Not a good way to start a level headed "conversation". Also, please quit it with the anti-chiro propaganda:

Quote:
I'm still left with this sense that chiros will turn not only themselves but now cats inside out to "prove" that spinal manip does something.. anything.
SMT research is not exclusive to chiropractic by any means. PT's, DO's MD's do it too. Your inference that chiro's are try anything to prove SMT does anything shows narrowed mindedness on your part.

Quote:
Really, one wonders why go to this extreme to try to save manip from oblivion.
SMT research is not exclusive to chiropractic by any means. PT's, DO's MD's do it too. Are all manipulators wrong Diane? Some, DC's in particular, seem more wrong than others, right? How can we have a debate when you SMT discussions always turns into an anti-chiropractic statement? Speaking of which, you wouldn't happen to be a moderator at an anti-chiropractic website would you? Just curious.

Anyways onto a few points of clarification:

1) You are calling this the great conversation. Conversations are usually respectful, and ideas are exchanged back and forth. Seeing the other "great conversation" threads, they've all turned into flame wars. I'm not going to be the white knight defending SMT. Many professions use it. Many patients benefit from it. It's being increasingly researched, with the research appearing in many peer reviewed journals. It's a difficult topic to study since it's almost impossible to find a good "sham" to compare it to. Furthermore, you're attitude is disrepectful and unbecoming of a mod, IMHO

Quote:
Wait a minute, most manipulative practitioners are not usually in their right minds.. that must be the answer
2) How can I seriously expect a level-headed and fair debate here? It's myself "against" a forum moderator that even has her own following "Dianesians". Asking this forum about the merits of SMT is like asking a hockey player if his favourite sport is football!

3) I find it completely intellectually dishonest how you began this thread using that paraspinal spindle study.
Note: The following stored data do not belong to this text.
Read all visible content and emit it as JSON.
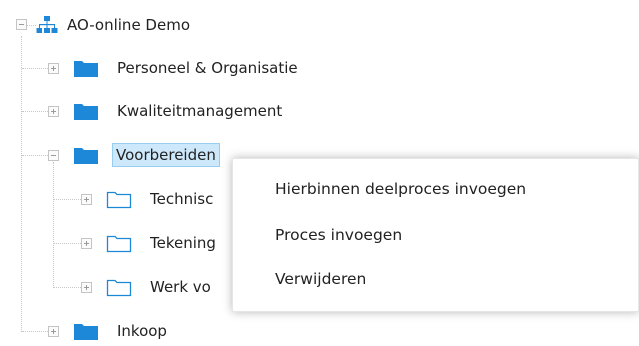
{
  "tree": {
    "root": {
      "label": "AO-online Demo",
      "icon": "org-chart-icon"
    },
    "items": [
      {
        "label": "Personeel & Organisatie",
        "icon": "folder-filled-icon",
        "expanded": false
      },
      {
        "label": "Kwaliteitmanagement",
        "icon": "folder-filled-icon",
        "expanded": false
      },
      {
        "label": "Voorbereiden",
        "icon": "folder-filled-icon",
        "expanded": true,
        "selected": true,
        "children": [
          {
            "label": "Technisc",
            "icon": "folder-outline-icon",
            "expanded": false
          },
          {
            "label": "Tekening",
            "icon": "folder-outline-icon",
            "expanded": false
          },
          {
            "label": "Werk vo",
            "icon": "folder-outline-icon",
            "expanded": false
          }
        ]
      },
      {
        "label": "Inkoop",
        "icon": "folder-filled-icon",
        "expanded": false
      }
    ]
  },
  "context_menu": {
    "items": [
      {
        "label": "Hierbinnen deelproces invoegen"
      },
      {
        "label": "Proces invoegen"
      },
      {
        "label": "Verwijderen"
      }
    ]
  },
  "colors": {
    "folder_fill": "#1e88d8",
    "selection_bg": "#cde8fb",
    "selection_border": "#99cdef"
  }
}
You had asked in a previous thread how SMT could have an effect a relaxing effect on muscles so I provided you with a study. Next thing I know you are dedicating an entire thread to SMT topic and using this study as the centre piece or a lightning rod.

Also

Quote:
It's probably being stimulated via neurohormonal pathways, by that phylogenetically ancient part of the CNS mostly housed by vertebrae, to try to defend its organism.
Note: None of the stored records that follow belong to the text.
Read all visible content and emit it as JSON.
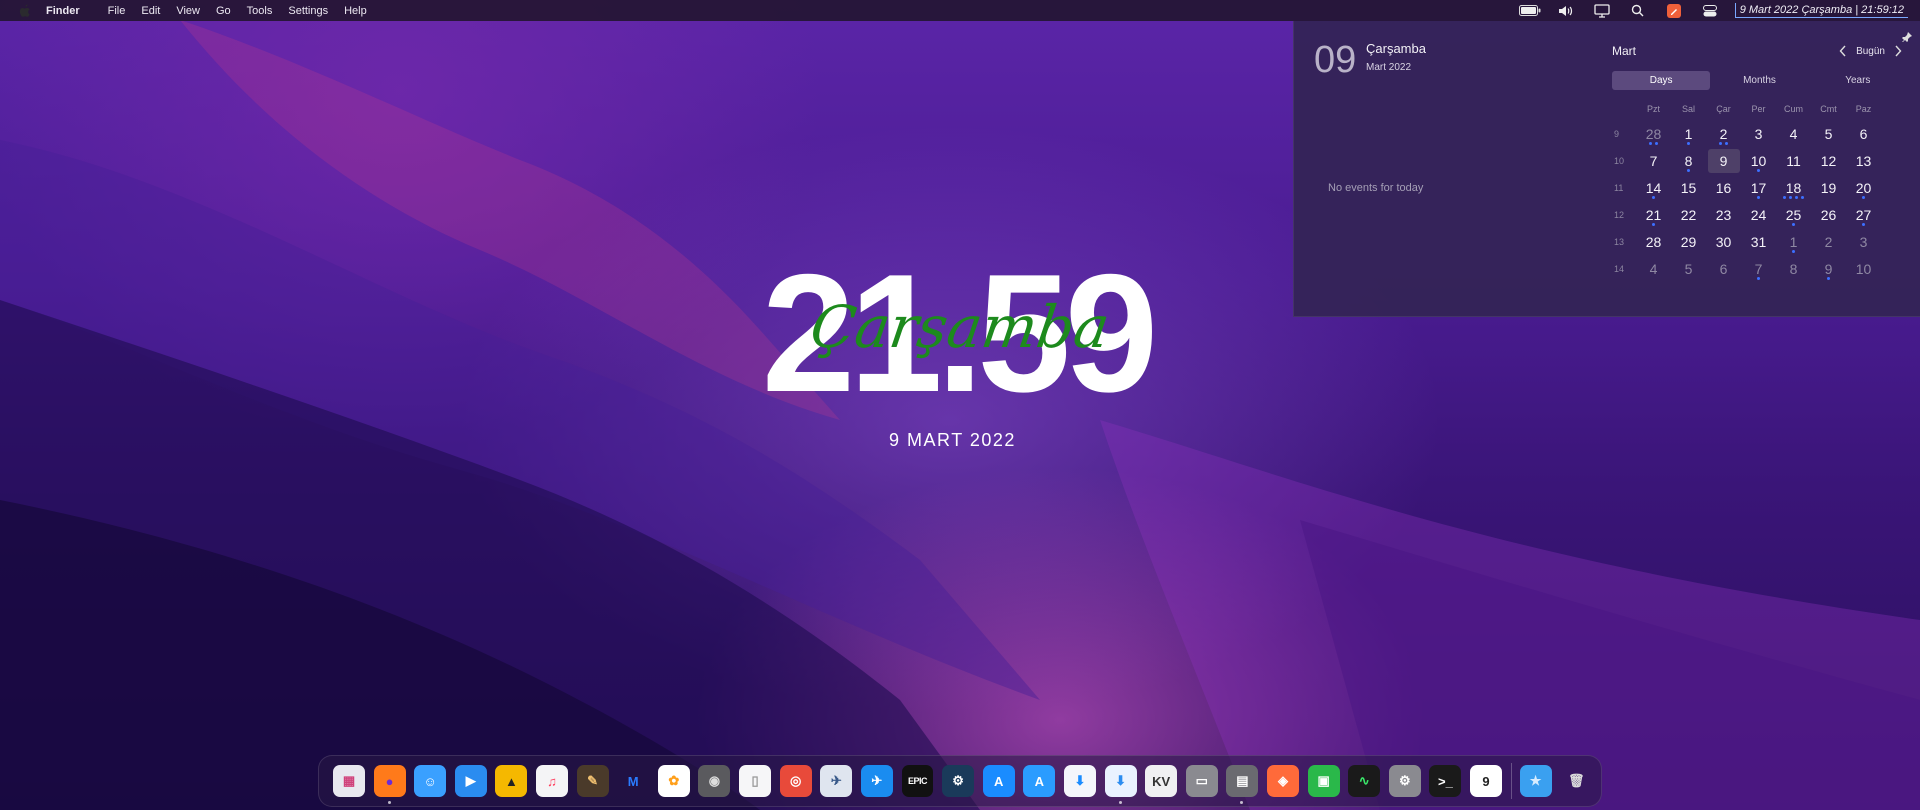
{
  "menubar": {
    "app_name": "Finder",
    "menus": [
      "File",
      "Edit",
      "View",
      "Go",
      "Tools",
      "Settings",
      "Help"
    ],
    "status_icons": [
      "battery-icon",
      "volume-icon",
      "display-icon",
      "search-icon",
      "pencil-app-icon",
      "toggle-icon"
    ],
    "clock_text": "9 Mart 2022 Çarşamba | 21:59:12"
  },
  "desktop_clock": {
    "time": "21.59",
    "day": "Çarşamba",
    "date": "9 MART 2022"
  },
  "calendar_panel": {
    "today_number": "09",
    "today_day": "Çarşamba",
    "today_month": "Mart 2022",
    "no_events": "No events for today",
    "month_label": "Mart",
    "today_button": "Bugün",
    "tabs": [
      "Days",
      "Months",
      "Years"
    ],
    "active_tab": "Days",
    "weekday_headers": [
      "Pzt",
      "Sal",
      "Çar",
      "Per",
      "Cum",
      "Cmt",
      "Paz"
    ],
    "weeks": [
      {
        "week": "9",
        "days": [
          {
            "d": "28",
            "other": true,
            "dots": 2
          },
          {
            "d": "1",
            "dots": 1
          },
          {
            "d": "2",
            "dots": 2
          },
          {
            "d": "3"
          },
          {
            "d": "4"
          },
          {
            "d": "5"
          },
          {
            "d": "6"
          }
        ]
      },
      {
        "week": "10",
        "days": [
          {
            "d": "7"
          },
          {
            "d": "8",
            "dots": 1
          },
          {
            "d": "9",
            "today": true
          },
          {
            "d": "10",
            "dots": 1
          },
          {
            "d": "11"
          },
          {
            "d": "12"
          },
          {
            "d": "13"
          }
        ]
      },
      {
        "week": "11",
        "days": [
          {
            "d": "14",
            "dots": 1
          },
          {
            "d": "15"
          },
          {
            "d": "16"
          },
          {
            "d": "17",
            "dots": 1
          },
          {
            "d": "18",
            "dots": 4
          },
          {
            "d": "19"
          },
          {
            "d": "20",
            "dots": 1
          }
        ]
      },
      {
        "week": "12",
        "days": [
          {
            "d": "21",
            "dots": 1
          },
          {
            "d": "22"
          },
          {
            "d": "23"
          },
          {
            "d": "24"
          },
          {
            "d": "25",
            "dots": 1
          },
          {
            "d": "26"
          },
          {
            "d": "27",
            "dots": 1
          }
        ]
      },
      {
        "week": "13",
        "days": [
          {
            "d": "28"
          },
          {
            "d": "29"
          },
          {
            "d": "30"
          },
          {
            "d": "31"
          },
          {
            "d": "1",
            "other": true,
            "dots": 1
          },
          {
            "d": "2",
            "other": true
          },
          {
            "d": "3",
            "other": true
          }
        ]
      },
      {
        "week": "14",
        "days": [
          {
            "d": "4",
            "other": true
          },
          {
            "d": "5",
            "other": true
          },
          {
            "d": "6",
            "other": true
          },
          {
            "d": "7",
            "other": true,
            "dots": 1
          },
          {
            "d": "8",
            "other": true
          },
          {
            "d": "9",
            "other": true,
            "dots": 1
          },
          {
            "d": "10",
            "other": true
          }
        ]
      }
    ]
  },
  "dock": {
    "apps": [
      {
        "name": "launchpad-icon",
        "color": "#e8e8ef",
        "glyph": "▦",
        "fg": "#d0407a"
      },
      {
        "name": "firefox-icon",
        "color": "#ff7a1a",
        "glyph": "●",
        "fg": "#6a2bd8",
        "running": true
      },
      {
        "name": "finder-icon",
        "color": "#3aa0ff",
        "glyph": "☺",
        "fg": "#ffffff"
      },
      {
        "name": "quicktime-icon",
        "color": "#2a8cf0",
        "glyph": "▶",
        "fg": "#ffffff"
      },
      {
        "name": "vlc-like-icon",
        "color": "#f5b800",
        "glyph": "▲",
        "fg": "#222222"
      },
      {
        "name": "music-icon",
        "color": "#f4f4f6",
        "glyph": "♫",
        "fg": "#ff3b5c"
      },
      {
        "name": "script-editor-icon",
        "color": "#4a3a2a",
        "glyph": "✎",
        "fg": "#f0c070"
      },
      {
        "name": "malwarebytes-icon",
        "color": "transparent",
        "glyph": "M",
        "fg": "#2a7bff"
      },
      {
        "name": "photos-icon",
        "color": "#ffffff",
        "glyph": "✿",
        "fg": "#ff9f1a"
      },
      {
        "name": "screenshot-icon",
        "color": "#5a5a5e",
        "glyph": "◉",
        "fg": "#dddddd"
      },
      {
        "name": "preview-icon",
        "color": "#f6f6f8",
        "glyph": "▯",
        "fg": "#999999"
      },
      {
        "name": "pdf-reader-icon",
        "color": "#e84a3a",
        "glyph": "◎",
        "fg": "#ffffff"
      },
      {
        "name": "xcode-like-icon",
        "color": "#dfe5ef",
        "glyph": "✈",
        "fg": "#3a5a8a"
      },
      {
        "name": "swift-icon",
        "color": "#1a8cf0",
        "glyph": "✈",
        "fg": "#ffffff"
      },
      {
        "name": "epic-games-icon",
        "color": "#111111",
        "glyph": "EPIC",
        "fg": "#ffffff"
      },
      {
        "name": "steam-icon",
        "color": "#1a3a5a",
        "glyph": "⚙",
        "fg": "#ffffff"
      },
      {
        "name": "app-store-icon",
        "color": "#1a8cff",
        "glyph": "A",
        "fg": "#ffffff"
      },
      {
        "name": "app-store-2-icon",
        "color": "#2a9cff",
        "glyph": "A",
        "fg": "#ffffff"
      },
      {
        "name": "downloader-icon",
        "color": "#f4f6fb",
        "glyph": "⬇",
        "fg": "#1a8cff"
      },
      {
        "name": "download-manager-icon",
        "color": "#e9f2ff",
        "glyph": "⬇",
        "fg": "#2a8cf0",
        "running": true
      },
      {
        "name": "archive-utility-icon",
        "color": "#f0f0f2",
        "glyph": "KV",
        "fg": "#333333"
      },
      {
        "name": "disk-utility-icon",
        "color": "#8a8a90",
        "glyph": "▭",
        "fg": "#ffffff"
      },
      {
        "name": "disk-drive-icon",
        "color": "#6a6a70",
        "glyph": "▤",
        "fg": "#ffffff",
        "running": true
      },
      {
        "name": "shield-app-icon",
        "color": "#ff6a3a",
        "glyph": "◈",
        "fg": "#ffffff"
      },
      {
        "name": "green-terminal-icon",
        "color": "#2ab84a",
        "glyph": "▣",
        "fg": "#ffffff"
      },
      {
        "name": "activity-monitor-icon",
        "color": "#1a1a1a",
        "glyph": "∿",
        "fg": "#3ae86a"
      },
      {
        "name": "system-preferences-icon",
        "color": "#8a8a90",
        "glyph": "⚙",
        "fg": "#ffffff"
      },
      {
        "name": "terminal-icon",
        "color": "#1a1a1a",
        "glyph": ">_",
        "fg": "#ffffff"
      },
      {
        "name": "calendar-icon",
        "color": "#ffffff",
        "glyph": "9",
        "fg": "#222222"
      },
      {
        "name": "folder-icon",
        "color": "#3aa0f0",
        "glyph": "★",
        "fg": "#d6ecff"
      },
      {
        "name": "trash-icon",
        "color": "transparent",
        "glyph": "🗑",
        "fg": "#dddddd"
      }
    ]
  }
}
Which begs the question, why would anyone ever in their right minds choose to do this to any patient's nervous system?
You are speculating here and basing using a rhetorical question to further your point. Besides your own extremely biased opinion, do you have any progressive comments besides calling manipulators names and questioning their intellect?

Also, what do you do besides DNM? Is that the solution to all NMSK issues? By reading many of your posts, it seems like its a one trick pony solution. I also don't understand why you are constantly pacifying the nervous system like a baby. You make it sound so weak and fragile. It can handle a lot. Do you have any background with sports or sports performance? Training for sports, especially high level sport, is extremely intensive for the nervous system. It's essentially gets maxed out at certain points. Would you consider this bad the nervous system? I'm looking forward to your insight on this point.
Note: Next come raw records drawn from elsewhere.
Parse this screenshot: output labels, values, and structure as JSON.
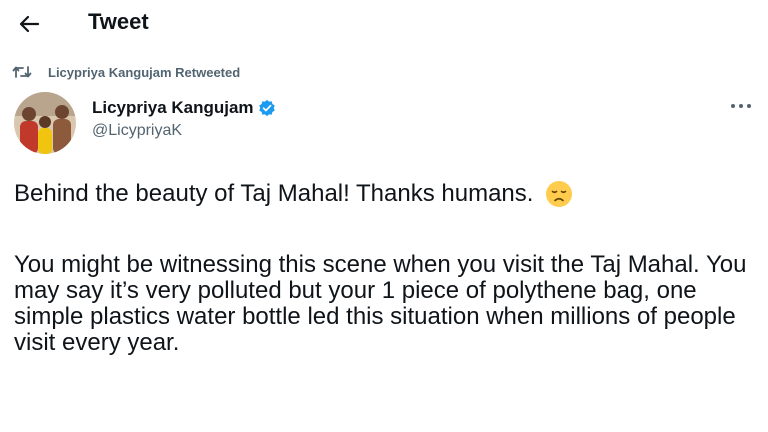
{
  "header": {
    "title": "Tweet"
  },
  "retweet": {
    "label": "Licypriya Kangujam Retweeted"
  },
  "author": {
    "name": "Licypriya Kangujam",
    "handle": "@LicypriyaK",
    "verified": true
  },
  "tweet": {
    "line1": "Behind the beauty of Taj Mahal! Thanks humans.",
    "emoji": "disappointed-face",
    "paragraph2": "You might be witnessing this scene when you visit the Taj Mahal. You may say it’s very polluted but your 1 piece of polythene bag, one simple plastics water bottle led this situation when millions of people visit every year."
  },
  "colors": {
    "text": "#0f1419",
    "secondary": "#536471",
    "verified_blue": "#1d9bf0"
  },
  "icons": {
    "back": "back-arrow-icon",
    "retweet": "retweet-icon",
    "verified": "verified-badge-icon",
    "more": "more-options-icon"
  }
}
I don't think I can take you seriously as your extremely big anti-chiropractic bias is influencing your opinions to the point where all SMT talk degenerates into an anti-chiropractic rant. I choose to use many tools at my disposal, Diane, SMT being one of them. You don't think its a valid treatment. Research, anectodal and otherwise and millions of patients have benefited from modern SMT for over 100 years. SMT didn't begin and end with DD Palmer. You might recall a certain important practitioner, Hippocrates, also practiced "bone setting" in addition to more allopathic forms of medicine.

Anyways, I'm all up for a "conversation" I'm just waiting for us to talk about the issues instead of your repeated jabs to myself and my entire profession.

Last edited by Evidencebased; 03-11-2006 at 09:00 PM.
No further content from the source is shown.